MHs were assessed using OCT (Heidelberg Spectralis, macular scan with TruTrack active eye tracking) with 24 to 48 radial lines through the center of the MH. All OCT images were converted from the 1:1 µm mode (
Fig. 1) into the 1:1 pixel mode (
Fig. 2) and uploaded in the graphic program ImageJ (version 2.0.0-rc-69/1.52p) and evaluated by two independent retinal specialists. Postoperative OCT images were taken at 2 months due to the presence of residual gas tamponade within the first few weeks after surgery.
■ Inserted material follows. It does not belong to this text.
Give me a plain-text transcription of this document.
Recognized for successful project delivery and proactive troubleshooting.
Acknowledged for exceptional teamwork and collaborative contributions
Patient demographics collected included age, sex, duration of symptoms, lens status, pre- and postoperative best-corrected visual acuity (BCVA) logMAR, MH size as MLD and BD. The duration of the MH was based on the duration of symptoms. The main outcomes were the postoperative residual mean defect lengths in the ELM and EZ at 2 months and the BCVA at 12 months.